Consuelo Jimenez Underwood, a textile artist born in 1949 in Sacramento, has spent decades creating works that confront the US-Mexico border. In 2009, she was invited to participate in the group exhibition “Xicana: Spiritual Reflections/Reflexiones Espirituales” at the Triton Museum of Art in Santa Clara, California. Faced with a blank museum wall, she decided to “blow up the border,” creating her first large-scale installation, *Undocumented Border Flowers* (2010), which features a red gash representing the border surrounded by paper flowers of the four border states.

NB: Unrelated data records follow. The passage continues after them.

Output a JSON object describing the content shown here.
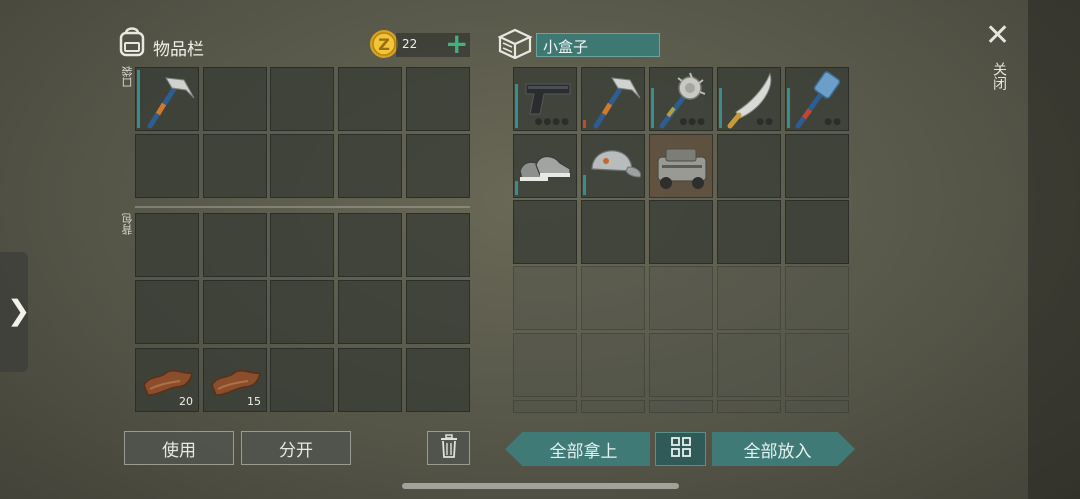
{
  "inventory": {
    "title": "物品栏",
    "currency_count": "22",
    "pocket_label": "口袋",
    "backpack_label": "背包",
    "items": [
      {
        "name": "hammer",
        "icon": "hammer-icon"
      },
      {
        "name": "leather-1",
        "icon": "leather-icon",
        "qty": "20"
      },
      {
        "name": "leather-2",
        "icon": "leather-icon",
        "qty": "15"
      }
    ]
  },
  "container": {
    "name_value": "小盒子",
    "items": [
      "pistol-icon",
      "hammer-icon",
      "spiked-mace-icon",
      "machete-icon",
      "sledgehammer-icon",
      "sneakers-icon",
      "cap-icon",
      "vehicle-icon"
    ]
  },
  "buttons": {
    "use": "使用",
    "split": "分开",
    "take_all": "全部拿上",
    "put_all": "全部放入",
    "close": "关闭"
  },
  "colors": {
    "accent_teal": "#3f7a77",
    "currency_gold": "#e6b627",
    "plus_green": "#3fb27f"
  }
}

This work launched her ongoing “BORDERLINES” series, which she has produced some 15 times across the country, often collaborating with schoolchildren or recently incarcerated women. Her practice is deeply personal: her father was an undocumented immigrant from Mexico of Huichol ancestry, and she spent her childhood as a migrant farmworker, following harvests along Highway 99. Her first woven artwork, *C.C. Huelga* (1974), was inspired by the United Farm Workers flag and leader César Chávez.

This article matters because it highlights an artist who uses textiles and installation to address urgent political and social issues—immigration, border violence, and the human cost of arbitrary boundaries—while centering Chicana and Indigenous perspectives. Jimenez Underwood’s work bridges personal history and collective struggle, offering viewers a visceral encounter with the border’s impact. Her “BORDERLINES” series exemplifies how community-engaged art can foster empathy and awareness, making her a significant figure in contemporary art discourse around migration, identity, and social justice.